First, the owner is sent a letter asking him to appear before the commission to plead his case.
Building Inspector Paul Dawes said several letters have been sent to Arlington owner Dr. Thomas Vaughn, and the majority of the letters have been returned by the postal department.
Now, nearly a year later since the ruling was handed down, Dawes has been instructed by the preservation commission to proceed with criminal charges against Vaughn.
“I have signed the affidavit and we are awaiting action by the municipal judge,” Dawes said.
Municipal Judge Jim Blough could not be reached for comment.
“This action against the owner is to obviously make him doubly aware that he needs to do something about it, whether it’s fix the building itself or sell it to allow someone who does have enough interest in the property and financial wherewithal to take over the building,” Dawes said.
If the owner decides to forfeit or donate the property, City Planner John “Rusty” Lewis said the city would not be the best entity to take care of it.
While the city could have the means to properly demolish the building, Lewis said that would be the most unfavorable option.
“It’s a historic landmark in this nation, and we don’t want it knocked down,” he said.
“I think it can be stabilized,” he said.
And he said the city is not in a position to stabilize and rehab the building.
The best agency to handle such a historic property would be the Historic Natchez Foundation, he added.

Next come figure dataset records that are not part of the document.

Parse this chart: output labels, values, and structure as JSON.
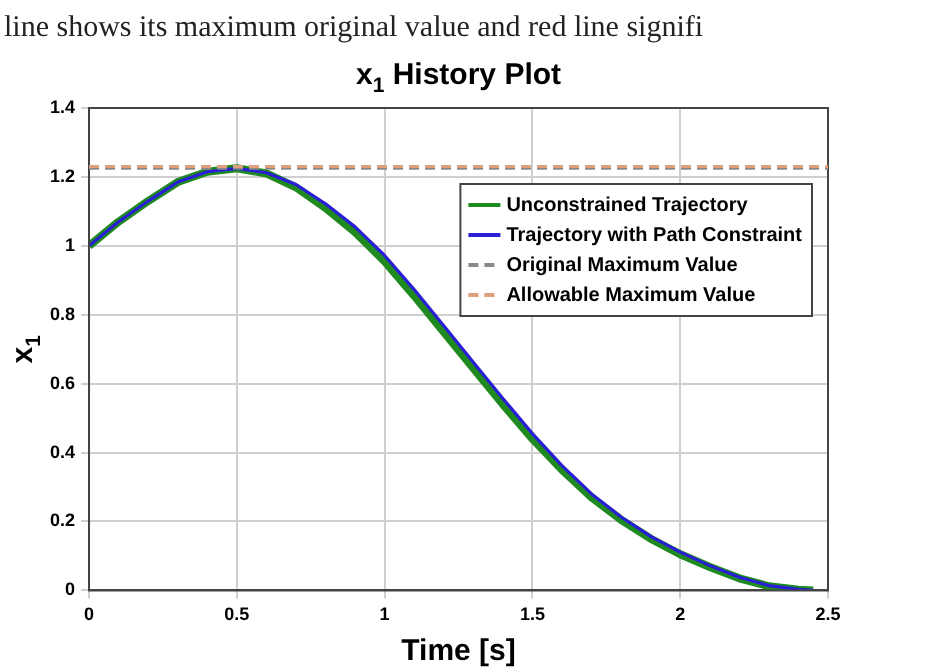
{
  "chart_data": {
    "type": "line",
    "title": "x$_{1}$ History Plot",
    "xlabel": "Time [s]",
    "ylabel": "x$_{1}$",
    "annotations": [
      "line shows its maximum original value and red line signifi"
    ],
    "x": [
      0,
      0.1,
      0.2,
      0.3,
      0.4,
      0.5,
      0.6,
      0.7,
      0.8,
      0.9,
      1.0,
      1.1,
      1.2,
      1.3,
      1.4,
      1.5,
      1.6,
      1.7,
      1.8,
      1.9,
      2.0,
      2.1,
      2.2,
      2.3,
      2.4,
      2.45
    ],
    "series": [
      {
        "name": "Unconstrained Trajectory",
        "color": "#1f8a1f",
        "values": [
          1.0,
          1.07,
          1.13,
          1.185,
          1.215,
          1.225,
          1.21,
          1.17,
          1.11,
          1.04,
          0.955,
          0.855,
          0.75,
          0.645,
          0.54,
          0.44,
          0.35,
          0.27,
          0.205,
          0.15,
          0.105,
          0.068,
          0.035,
          0.012,
          0.002,
          0
        ]
      },
      {
        "name": "Trajectory with Path Constraint",
        "color": "#2a1fd6",
        "values": [
          1.0,
          1.07,
          1.13,
          1.185,
          1.215,
          1.225,
          1.212,
          1.178,
          1.122,
          1.055,
          0.972,
          0.873,
          0.768,
          0.662,
          0.557,
          0.455,
          0.362,
          0.28,
          0.213,
          0.157,
          0.111,
          0.072,
          0.038,
          0.014,
          0.003,
          0
        ]
      }
    ],
    "ref_lines": [
      {
        "axis": "y",
        "value": 1.225,
        "label": "Original Maximum Value",
        "color": "#8a8a8a",
        "line_style": "dashed"
      },
      {
        "axis": "y",
        "value": 1.23,
        "label": "Allowable Maximum Value",
        "color": "#e0a080",
        "line_style": "dashed"
      }
    ],
    "xlim": [
      0,
      2.5
    ],
    "xticks": [
      0,
      0.5,
      1,
      1.5,
      2,
      2.5
    ],
    "ylim": [
      0,
      1.4
    ],
    "yticks": [
      0,
      0.2,
      0.4,
      0.6,
      0.8,
      1,
      1.2,
      1.4
    ],
    "grid": true,
    "legend": "top right",
    "line_style": "solid"
  }
}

“If it were going to be donated somewhere, I think they would be better at fostering that building’s survival,” Lewis said.
A multitude of problems plague the building from years of neglect, and recent storms from Dec. 9 and early May could have caused additional wind and rain damage, though it’s been awhile since Dawes has inspected the building, he said.
Dawes said he’s never been involved in a neglect case that resulted in criminal charges..
“Usually something happens before (it gets here) — either (the owner) releases the property to someone else to avoid criminal charges,” he said.
The former First Baptist Church on Main Street was ruled in demolition by neglect during the same preservation commission meeting last year.
Former owner Judy Weatherly pleaded her case for more time, but she eventually put the building back on the market.